Really think that's a good solution to the situation??????????

what else would you suggest, I would never get over it. I would do it for $5. I am really strict when it comes to money as I and my family is pretty poor, so when we loose something its a big hit.
 
what else would you suggest, I would never get over it. I would do it for $5. I am really strict when it comes to money as I and my family is pretty poor, so when we loose something its a big hit.

Being really strict when it comes to money is fine in my book.

I think though that we're starting to drift from the thread topic, so I'll leave it at that.
 
I dont mean to sound like a ass, but cmon, if something is confiscated, there should not even be a question that the owner should get it back.
 
So, lets say hypothetically that you have a sawn off shotgun that the police find at your house and confiscate. You think they should just give it right back?
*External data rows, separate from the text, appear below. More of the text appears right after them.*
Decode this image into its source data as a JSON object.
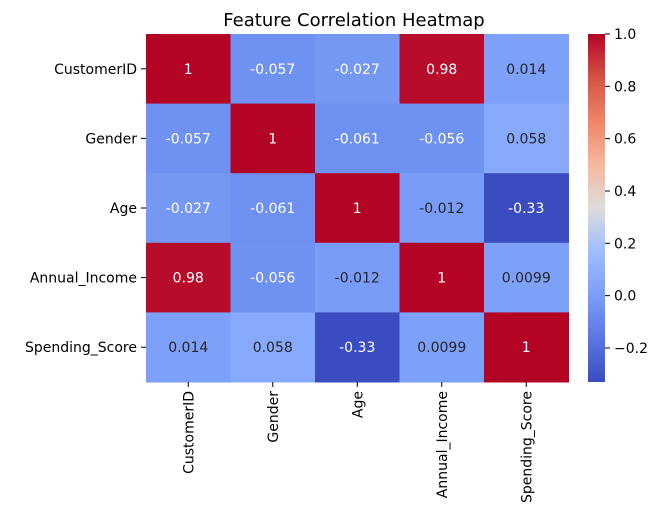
{
  "chart_data": {
    "type": "heatmap",
    "title": "Feature Correlation Heatmap",
    "rows": [
      "CustomerID",
      "Gender",
      "Age",
      "Annual_Income",
      "Spending_Score"
    ],
    "columns": [
      "CustomerID",
      "Gender",
      "Age",
      "Annual_Income",
      "Spending_Score"
    ],
    "values": [
      [
        1,
        -0.057,
        -0.027,
        0.98,
        0.014
      ],
      [
        -0.057,
        1,
        -0.061,
        -0.056,
        0.058
      ],
      [
        -0.027,
        -0.061,
        1,
        -0.012,
        -0.33
      ],
      [
        0.98,
        -0.056,
        -0.012,
        1,
        0.0099
      ],
      [
        0.014,
        0.058,
        -0.33,
        0.0099,
        1
      ]
    ],
    "labels": [
      [
        "1",
        "-0.057",
        "-0.027",
        "0.98",
        "0.014"
      ],
      [
        "-0.057",
        "1",
        "-0.061",
        "-0.056",
        "0.058"
      ],
      [
        "-0.027",
        "-0.061",
        "1",
        "-0.012",
        "-0.33"
      ],
      [
        "0.98",
        "-0.056",
        "-0.012",
        "1",
        "0.0099"
      ],
      [
        "0.014",
        "0.058",
        "-0.33",
        "0.0099",
        "1"
      ]
    ],
    "colorscale": "coolwarm",
    "vmin": -0.33,
    "vmax": 1.0,
    "colorbar_ticks": [
      1.0,
      0.8,
      0.6,
      0.4,
      0.2,
      0.0,
      -0.2
    ],
    "colorbar_tick_labels": [
      "1.0",
      "0.8",
      "0.6",
      "0.4",
      "0.2",
      "0.0",
      "−0.2"
    ]
  }
}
It's the same concept, not saying I agree with the initial confiscation at all but technically it was an illegal knife.
 
confiscated = illegal = not returnable by NY Law....I know this great nation of ours has many different laws on waepons, but I am willing to say that if a weapon is confiscated due to being illegal by its design that it would not be returned anywhere in the good old USA.....Also the knife was not in any way "stolen", it was taken into the custody of the state of NY with the proper paper work used.....I am a knife nut like the rest of you, but disrespect for the law and calling LEOs thiefs and recommending destroying property belonging to the state are all really immature and uneducated statements.
 
I can't accept that mindset.

Such laws shouldn't exist in the first place. The fact that it's "legal" for the cops to steal a guy's knife under the auspices of a bad law doesn't make it right. "Legal" is now always "right" or "good," and "Illegal" is not always wrong/bad.